Backwards Compatible Web Services

May 31, 2008

I do a lot of work in distributed environments using service-oriented architectures. One of our biggest projects just launched, and at the time only had one client (Client A) consuming the web service. Now as the number of clients grows, the test is on to make sure we built the service as intended and any number of clients that need its functionality can use it without requiring major changes.

We’ve already run into a problem trying to make our second version of the web service backwards compatible, and unfortunately it is going to require the first client to update to the new WSDL. In the first version of the web service, one of our objects had a string property called AccountNumber. Now the Client B is integrating they require this existing object to support an array of AccountNumber. We had a couple of different options for how to approach this so that Client A was not affected:

  1. Add the AccountNumbers property with no other modifications.
  2. Add the AccountNumbers property and mark the original AccountNumber property with the Obsolete attribute.
  3. Make the AccountNumber setter point to the first index in the new AccountNumbers property.

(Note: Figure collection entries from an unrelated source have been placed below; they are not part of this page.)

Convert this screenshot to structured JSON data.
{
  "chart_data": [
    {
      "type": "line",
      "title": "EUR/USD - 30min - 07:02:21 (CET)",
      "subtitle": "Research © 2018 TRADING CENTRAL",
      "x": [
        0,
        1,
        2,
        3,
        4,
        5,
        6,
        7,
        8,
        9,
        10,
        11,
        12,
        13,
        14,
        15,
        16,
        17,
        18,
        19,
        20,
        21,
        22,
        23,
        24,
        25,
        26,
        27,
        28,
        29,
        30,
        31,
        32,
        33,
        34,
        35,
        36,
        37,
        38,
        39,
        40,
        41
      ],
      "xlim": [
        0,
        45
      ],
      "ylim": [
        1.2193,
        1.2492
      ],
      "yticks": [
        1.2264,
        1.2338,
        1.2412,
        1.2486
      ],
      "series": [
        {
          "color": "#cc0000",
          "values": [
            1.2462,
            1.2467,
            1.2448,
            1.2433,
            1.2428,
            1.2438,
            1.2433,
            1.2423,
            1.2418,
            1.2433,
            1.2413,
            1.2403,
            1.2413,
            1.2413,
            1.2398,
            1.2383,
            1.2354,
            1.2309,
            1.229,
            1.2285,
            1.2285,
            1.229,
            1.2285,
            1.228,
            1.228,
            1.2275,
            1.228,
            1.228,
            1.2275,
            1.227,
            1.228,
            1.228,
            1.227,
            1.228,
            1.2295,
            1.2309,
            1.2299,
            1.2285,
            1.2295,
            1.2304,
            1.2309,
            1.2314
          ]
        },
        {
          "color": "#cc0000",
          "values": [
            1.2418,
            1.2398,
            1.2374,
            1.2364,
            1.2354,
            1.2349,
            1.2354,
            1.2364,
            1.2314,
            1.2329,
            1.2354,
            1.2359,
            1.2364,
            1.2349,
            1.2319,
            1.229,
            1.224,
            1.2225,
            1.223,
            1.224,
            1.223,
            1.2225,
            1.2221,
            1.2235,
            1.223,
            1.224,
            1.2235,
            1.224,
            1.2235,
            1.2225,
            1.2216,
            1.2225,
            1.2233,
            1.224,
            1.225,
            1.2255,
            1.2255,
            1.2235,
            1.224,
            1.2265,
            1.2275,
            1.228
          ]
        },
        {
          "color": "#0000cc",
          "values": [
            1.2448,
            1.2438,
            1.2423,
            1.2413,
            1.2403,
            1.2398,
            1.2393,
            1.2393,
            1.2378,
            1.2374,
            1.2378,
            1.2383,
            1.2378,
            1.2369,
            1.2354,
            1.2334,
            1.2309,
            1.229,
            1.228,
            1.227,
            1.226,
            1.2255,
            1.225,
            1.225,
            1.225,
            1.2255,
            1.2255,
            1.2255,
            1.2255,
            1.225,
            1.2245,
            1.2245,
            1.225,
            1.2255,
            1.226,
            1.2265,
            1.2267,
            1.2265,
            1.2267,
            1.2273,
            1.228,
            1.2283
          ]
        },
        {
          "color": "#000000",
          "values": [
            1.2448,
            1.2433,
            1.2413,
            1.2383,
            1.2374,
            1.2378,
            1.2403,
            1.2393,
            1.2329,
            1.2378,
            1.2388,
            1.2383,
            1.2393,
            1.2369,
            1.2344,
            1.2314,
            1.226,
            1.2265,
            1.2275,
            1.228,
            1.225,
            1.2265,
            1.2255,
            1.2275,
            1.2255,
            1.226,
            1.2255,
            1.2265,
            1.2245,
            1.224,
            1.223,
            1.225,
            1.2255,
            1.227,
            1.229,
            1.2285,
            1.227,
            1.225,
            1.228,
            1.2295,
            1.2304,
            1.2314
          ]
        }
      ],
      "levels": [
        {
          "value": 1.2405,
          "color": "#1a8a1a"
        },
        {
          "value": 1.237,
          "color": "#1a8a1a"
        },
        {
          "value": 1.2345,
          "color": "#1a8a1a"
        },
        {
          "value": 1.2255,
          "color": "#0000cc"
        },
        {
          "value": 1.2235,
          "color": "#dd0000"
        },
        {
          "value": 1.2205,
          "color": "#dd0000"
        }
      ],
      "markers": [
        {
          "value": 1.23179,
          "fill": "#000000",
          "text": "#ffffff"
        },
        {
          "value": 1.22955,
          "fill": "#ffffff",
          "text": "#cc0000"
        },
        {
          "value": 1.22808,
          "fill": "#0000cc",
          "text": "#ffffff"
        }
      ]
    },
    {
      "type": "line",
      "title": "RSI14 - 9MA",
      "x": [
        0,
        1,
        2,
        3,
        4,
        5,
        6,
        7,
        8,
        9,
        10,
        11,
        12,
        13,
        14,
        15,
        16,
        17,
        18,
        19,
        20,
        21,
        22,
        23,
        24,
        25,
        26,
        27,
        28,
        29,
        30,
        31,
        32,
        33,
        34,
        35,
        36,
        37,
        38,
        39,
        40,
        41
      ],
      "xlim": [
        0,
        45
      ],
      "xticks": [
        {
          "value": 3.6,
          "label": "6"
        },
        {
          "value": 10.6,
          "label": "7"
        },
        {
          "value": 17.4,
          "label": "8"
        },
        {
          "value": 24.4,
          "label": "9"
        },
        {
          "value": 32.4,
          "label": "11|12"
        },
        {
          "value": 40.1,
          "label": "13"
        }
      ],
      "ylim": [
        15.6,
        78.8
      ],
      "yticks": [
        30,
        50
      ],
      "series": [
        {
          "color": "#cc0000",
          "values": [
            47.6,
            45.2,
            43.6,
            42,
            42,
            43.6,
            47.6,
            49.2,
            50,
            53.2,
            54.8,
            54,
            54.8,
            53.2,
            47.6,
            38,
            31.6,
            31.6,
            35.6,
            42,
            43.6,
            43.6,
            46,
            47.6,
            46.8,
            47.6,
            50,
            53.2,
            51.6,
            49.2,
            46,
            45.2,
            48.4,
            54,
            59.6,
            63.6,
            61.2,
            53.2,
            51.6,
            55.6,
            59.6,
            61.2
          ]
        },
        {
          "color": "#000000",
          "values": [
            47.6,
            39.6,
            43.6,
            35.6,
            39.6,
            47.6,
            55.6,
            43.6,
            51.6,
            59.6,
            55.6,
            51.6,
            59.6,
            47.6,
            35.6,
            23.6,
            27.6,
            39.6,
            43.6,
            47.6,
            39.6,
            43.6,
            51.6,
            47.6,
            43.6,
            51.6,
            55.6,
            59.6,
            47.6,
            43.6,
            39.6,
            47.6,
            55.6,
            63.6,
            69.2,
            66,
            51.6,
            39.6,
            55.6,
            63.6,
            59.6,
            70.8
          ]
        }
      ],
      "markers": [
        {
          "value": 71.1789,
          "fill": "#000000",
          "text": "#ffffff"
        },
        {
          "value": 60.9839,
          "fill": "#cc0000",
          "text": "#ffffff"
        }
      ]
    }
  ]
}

Option 1 is the easiest, but for a new client offers the most confusion as they may not understand the difference between the two properties. The responsibility is also on the service now to determine which property was intended to be used or if both are supplied, which one takes precedence. Option 2 which I thought would be the best option, as that is the route to take when designing class libraries, actually surprised me. When marking a property obsolete, it is actually removed from the WSDL thus any client who provides that value is providing additional information that the WSDL doesn’t define. At this point, that was not going to work as well. Option 3 seemed it would also work good until I ran some unit tests and was having problems nullifying out the values. Once again the responsibility was up to the service to determine which value would be accepted if both happened to be supplied. What happens if the object was sent to the web service with the AccountNumber property set to a value and the 0th index in the AccountNumbers property set to null? The result depends on the order of serialization/de-serialization.

What option did we ultimately take out? We caved and dropped the AccountNumber property and implemented the new AccountNumbers property, requiring our client to update their version of the WSDL so that they could comply with our service.

What defines a web service as a backwards compatible web service? This happens when:

  • new methods are added to the service
  • restrictions are removed (access restrictions, mandatory values are now optional, etc.)
  • optional attributes and properties are added
  • attributes are changed but their type is compatible with the previous type (number to string)

Herein lies the complication with building web services and making sure that you design so that further down the road you don’t require all of your existing clients to change to adapt to your updates. Fortunately for us, there was only one existing client, so this change is much more possible.